Middleditch meanwhile has exactly zero chemistry with Reeves despite the two apparently being close friends, according to the script. Middleditch is a mess of tics and awkward attempts at humor and while it is similar to his work on HBO’s Silicon Valley it doesn’t fit the serious tone cultivated by director Jeffrey Nachmanoff, a television veteran whose only other feature was the similarly sedate and confused Traitor in 2008.

Nachmanoff also wrote the screenplay for the similarly overstuffed The Day After Tomorrow. Much like that film, Replicas is a jumble of competing ideas. We start with a robot and then leap over to cloning. The cloning is relatively meaningless as it only leads to a series of action movie confrontations and a chase scene. The clones wind up being a plot driver but there is little consequence to the clones as characters.

Alice Eve is completely wasted in the role of wife and clone wife. The young star who made a strong impression in Star Trek a few years ago has almost zero presence in Replicas.
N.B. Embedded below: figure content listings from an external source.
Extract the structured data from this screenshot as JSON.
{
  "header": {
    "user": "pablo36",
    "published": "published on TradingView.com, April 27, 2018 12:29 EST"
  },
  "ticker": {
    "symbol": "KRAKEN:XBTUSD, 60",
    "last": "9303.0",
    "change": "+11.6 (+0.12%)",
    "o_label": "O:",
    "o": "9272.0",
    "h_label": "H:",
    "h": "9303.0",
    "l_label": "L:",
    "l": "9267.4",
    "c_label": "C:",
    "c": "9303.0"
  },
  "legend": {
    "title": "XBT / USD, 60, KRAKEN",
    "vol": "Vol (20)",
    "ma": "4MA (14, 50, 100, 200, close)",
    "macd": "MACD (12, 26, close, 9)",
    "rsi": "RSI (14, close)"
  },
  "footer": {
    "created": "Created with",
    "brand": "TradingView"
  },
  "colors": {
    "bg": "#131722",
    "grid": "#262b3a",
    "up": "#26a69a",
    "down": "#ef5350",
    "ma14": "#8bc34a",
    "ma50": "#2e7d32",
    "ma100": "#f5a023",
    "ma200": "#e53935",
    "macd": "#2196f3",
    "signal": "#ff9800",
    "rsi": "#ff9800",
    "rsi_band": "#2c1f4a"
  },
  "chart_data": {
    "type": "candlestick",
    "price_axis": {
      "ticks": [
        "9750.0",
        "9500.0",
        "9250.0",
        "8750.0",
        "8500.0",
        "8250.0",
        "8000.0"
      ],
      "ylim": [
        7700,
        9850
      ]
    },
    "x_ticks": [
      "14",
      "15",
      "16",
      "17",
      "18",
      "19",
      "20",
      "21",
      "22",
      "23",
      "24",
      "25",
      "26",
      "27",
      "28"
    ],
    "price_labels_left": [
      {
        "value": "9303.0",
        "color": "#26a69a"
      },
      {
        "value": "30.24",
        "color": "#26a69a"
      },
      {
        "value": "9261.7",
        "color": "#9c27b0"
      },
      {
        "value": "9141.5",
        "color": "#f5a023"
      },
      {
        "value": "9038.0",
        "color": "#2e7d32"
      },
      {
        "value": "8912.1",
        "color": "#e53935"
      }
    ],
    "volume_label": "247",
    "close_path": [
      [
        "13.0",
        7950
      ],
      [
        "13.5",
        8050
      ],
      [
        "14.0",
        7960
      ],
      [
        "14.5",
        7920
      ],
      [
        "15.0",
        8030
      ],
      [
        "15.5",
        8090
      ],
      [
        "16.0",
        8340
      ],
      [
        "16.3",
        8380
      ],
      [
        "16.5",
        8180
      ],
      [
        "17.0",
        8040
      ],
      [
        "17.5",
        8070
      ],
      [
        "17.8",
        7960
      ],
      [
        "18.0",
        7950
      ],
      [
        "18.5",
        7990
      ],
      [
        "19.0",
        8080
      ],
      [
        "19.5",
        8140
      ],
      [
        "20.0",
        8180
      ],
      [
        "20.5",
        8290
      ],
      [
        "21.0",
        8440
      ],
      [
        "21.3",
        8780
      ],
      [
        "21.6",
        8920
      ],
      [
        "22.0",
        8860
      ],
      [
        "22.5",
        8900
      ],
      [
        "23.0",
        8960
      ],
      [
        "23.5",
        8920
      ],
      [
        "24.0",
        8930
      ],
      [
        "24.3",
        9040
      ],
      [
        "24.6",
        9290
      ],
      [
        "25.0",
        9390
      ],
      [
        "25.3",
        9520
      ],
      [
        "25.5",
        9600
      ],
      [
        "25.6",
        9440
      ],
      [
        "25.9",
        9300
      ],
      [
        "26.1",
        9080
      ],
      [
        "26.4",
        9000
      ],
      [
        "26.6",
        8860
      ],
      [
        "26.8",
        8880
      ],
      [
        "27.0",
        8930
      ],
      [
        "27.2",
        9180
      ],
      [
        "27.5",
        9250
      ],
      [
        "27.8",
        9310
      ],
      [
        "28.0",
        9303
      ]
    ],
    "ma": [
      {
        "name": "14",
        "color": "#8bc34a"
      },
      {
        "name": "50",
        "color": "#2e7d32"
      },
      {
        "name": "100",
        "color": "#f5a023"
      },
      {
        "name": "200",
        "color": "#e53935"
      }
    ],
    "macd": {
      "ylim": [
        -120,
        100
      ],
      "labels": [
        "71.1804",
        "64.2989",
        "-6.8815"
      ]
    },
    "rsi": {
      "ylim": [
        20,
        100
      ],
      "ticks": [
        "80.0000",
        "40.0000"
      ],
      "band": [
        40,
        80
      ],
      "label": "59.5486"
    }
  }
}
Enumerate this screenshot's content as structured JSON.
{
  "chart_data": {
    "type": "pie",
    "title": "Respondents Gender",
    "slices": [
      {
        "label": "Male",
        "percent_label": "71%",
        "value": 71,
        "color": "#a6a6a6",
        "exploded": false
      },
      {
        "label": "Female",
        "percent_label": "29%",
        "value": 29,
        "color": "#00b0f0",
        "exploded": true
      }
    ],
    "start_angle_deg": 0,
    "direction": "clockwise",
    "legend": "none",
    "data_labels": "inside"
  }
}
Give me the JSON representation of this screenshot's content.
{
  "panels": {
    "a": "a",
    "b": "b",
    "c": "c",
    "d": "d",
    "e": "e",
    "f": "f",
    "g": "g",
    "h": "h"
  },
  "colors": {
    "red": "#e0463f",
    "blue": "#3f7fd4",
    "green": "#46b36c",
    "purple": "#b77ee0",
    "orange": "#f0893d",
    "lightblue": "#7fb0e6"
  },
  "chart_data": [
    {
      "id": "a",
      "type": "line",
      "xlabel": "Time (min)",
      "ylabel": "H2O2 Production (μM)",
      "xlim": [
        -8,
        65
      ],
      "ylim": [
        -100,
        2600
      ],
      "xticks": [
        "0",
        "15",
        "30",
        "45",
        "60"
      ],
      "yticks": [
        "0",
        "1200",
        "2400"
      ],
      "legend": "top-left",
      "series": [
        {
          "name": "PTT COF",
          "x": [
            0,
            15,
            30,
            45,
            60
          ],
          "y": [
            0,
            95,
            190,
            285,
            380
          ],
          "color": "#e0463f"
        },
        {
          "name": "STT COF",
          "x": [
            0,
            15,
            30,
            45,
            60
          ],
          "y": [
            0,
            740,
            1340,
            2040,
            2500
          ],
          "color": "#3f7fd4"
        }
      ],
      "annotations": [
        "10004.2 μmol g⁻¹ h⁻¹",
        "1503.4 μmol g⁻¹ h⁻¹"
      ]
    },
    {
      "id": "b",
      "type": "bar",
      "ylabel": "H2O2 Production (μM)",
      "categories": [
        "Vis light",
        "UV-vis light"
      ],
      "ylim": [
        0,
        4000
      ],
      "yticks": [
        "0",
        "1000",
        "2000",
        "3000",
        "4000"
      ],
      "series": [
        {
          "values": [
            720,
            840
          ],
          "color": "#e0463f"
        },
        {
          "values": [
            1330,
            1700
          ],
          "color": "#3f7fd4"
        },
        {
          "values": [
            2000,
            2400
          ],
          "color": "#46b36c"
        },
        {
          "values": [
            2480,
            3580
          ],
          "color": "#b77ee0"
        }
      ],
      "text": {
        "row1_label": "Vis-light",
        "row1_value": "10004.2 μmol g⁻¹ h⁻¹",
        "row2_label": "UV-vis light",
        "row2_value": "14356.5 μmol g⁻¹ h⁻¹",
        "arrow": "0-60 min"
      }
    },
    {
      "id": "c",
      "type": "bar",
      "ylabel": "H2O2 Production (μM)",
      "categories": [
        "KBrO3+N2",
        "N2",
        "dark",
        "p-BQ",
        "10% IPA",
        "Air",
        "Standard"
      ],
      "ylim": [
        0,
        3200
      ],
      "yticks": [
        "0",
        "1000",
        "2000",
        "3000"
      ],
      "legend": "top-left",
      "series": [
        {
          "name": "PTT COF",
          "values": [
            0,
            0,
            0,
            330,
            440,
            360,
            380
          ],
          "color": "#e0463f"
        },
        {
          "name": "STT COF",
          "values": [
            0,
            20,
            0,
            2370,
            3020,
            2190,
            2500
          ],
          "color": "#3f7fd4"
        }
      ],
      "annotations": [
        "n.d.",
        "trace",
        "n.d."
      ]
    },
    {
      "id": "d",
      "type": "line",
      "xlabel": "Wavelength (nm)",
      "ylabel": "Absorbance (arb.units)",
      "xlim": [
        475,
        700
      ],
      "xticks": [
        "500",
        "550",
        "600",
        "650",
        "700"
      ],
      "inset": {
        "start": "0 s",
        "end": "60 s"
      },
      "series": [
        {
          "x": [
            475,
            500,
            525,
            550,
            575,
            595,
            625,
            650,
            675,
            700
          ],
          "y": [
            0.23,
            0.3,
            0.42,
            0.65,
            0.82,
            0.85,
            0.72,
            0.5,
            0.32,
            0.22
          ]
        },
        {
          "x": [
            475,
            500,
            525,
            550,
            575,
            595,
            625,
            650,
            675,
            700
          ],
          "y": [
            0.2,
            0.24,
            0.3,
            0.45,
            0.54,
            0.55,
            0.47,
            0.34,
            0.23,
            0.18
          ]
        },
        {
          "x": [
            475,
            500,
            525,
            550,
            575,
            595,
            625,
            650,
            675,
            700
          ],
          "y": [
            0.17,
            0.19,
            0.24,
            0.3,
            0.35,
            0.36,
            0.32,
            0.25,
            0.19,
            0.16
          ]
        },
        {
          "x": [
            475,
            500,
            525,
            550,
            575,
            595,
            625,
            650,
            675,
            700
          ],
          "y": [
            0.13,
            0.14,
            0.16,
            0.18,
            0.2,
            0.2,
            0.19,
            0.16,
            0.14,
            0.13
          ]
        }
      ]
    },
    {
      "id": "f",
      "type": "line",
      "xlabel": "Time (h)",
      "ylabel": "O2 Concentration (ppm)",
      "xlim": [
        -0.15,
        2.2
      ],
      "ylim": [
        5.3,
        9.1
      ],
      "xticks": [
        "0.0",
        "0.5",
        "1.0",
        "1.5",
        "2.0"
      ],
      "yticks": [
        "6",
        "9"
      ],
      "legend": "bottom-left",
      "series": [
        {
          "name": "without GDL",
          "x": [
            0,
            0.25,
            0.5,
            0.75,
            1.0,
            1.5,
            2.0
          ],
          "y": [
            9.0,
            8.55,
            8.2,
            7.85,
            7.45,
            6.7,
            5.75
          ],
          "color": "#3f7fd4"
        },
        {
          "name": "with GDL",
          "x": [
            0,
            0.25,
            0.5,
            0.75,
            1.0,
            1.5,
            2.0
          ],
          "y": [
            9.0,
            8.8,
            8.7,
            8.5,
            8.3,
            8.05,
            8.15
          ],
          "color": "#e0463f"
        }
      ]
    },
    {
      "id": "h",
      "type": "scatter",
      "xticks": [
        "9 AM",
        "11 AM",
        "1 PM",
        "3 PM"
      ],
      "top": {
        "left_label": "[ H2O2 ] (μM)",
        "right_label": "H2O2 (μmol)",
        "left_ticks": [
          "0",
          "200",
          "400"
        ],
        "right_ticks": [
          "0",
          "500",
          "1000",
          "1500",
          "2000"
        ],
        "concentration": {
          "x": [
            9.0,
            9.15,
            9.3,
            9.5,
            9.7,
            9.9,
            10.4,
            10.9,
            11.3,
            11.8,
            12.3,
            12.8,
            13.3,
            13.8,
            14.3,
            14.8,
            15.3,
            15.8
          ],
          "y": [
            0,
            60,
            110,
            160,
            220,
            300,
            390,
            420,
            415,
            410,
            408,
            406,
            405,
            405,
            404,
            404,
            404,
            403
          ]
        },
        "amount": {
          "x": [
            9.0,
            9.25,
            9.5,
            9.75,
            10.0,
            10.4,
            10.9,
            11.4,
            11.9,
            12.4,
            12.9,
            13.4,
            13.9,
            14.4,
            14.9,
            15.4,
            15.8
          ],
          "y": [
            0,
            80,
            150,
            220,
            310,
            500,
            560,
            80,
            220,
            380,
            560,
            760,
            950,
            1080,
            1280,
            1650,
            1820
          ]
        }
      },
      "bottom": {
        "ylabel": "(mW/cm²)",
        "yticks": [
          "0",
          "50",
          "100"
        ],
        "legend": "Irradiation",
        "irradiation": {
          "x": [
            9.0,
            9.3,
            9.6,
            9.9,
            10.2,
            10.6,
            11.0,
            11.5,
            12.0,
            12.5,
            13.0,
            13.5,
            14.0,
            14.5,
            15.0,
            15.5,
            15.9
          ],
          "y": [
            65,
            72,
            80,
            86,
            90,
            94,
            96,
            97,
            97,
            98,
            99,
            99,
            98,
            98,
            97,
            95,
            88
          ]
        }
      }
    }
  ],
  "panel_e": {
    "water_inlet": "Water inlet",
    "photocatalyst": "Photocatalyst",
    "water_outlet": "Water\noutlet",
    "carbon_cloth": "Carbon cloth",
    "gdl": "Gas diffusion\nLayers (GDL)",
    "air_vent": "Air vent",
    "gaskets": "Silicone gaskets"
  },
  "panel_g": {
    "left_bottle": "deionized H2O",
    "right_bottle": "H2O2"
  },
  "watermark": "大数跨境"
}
You might expect from this premise that the clones would have a sinister air, perhaps a Twilight Zone like consequence, but no, they’re just perfect copies of Bill’s family, minus his young daughter because he only had three pods.

The film tries to mine some depth from Bill erasing his youngest daughter from the clones’ memories but Keanu Reeves can’t be bothered to express any genuine angst over this development and thus we don’t care much either. Much like how he reacted to the death of his family, Reeves’ Bill appears mildly befuddled by the decision to erase his daughter. Then, with no build up or drama, he eventually just tells his wife she’s a clone and that he erased their daughter. What should have been an important moment plays like Bill admitting he was the one who ate the last of pudding pops.

Replicas are really dopey but, to be fair, I was expecting a trainwreck. The film’s trailer and marketing campaign made the film appear to be something akin to a Tommy Wiseau movie, minus the charm. Keanu Reeves is bored, Thomas Middleditch is irksome and Alice Eve is absent. Replicas are forgettably bad, just competent enough for it to slip your memory just as quickly as you leave the theater.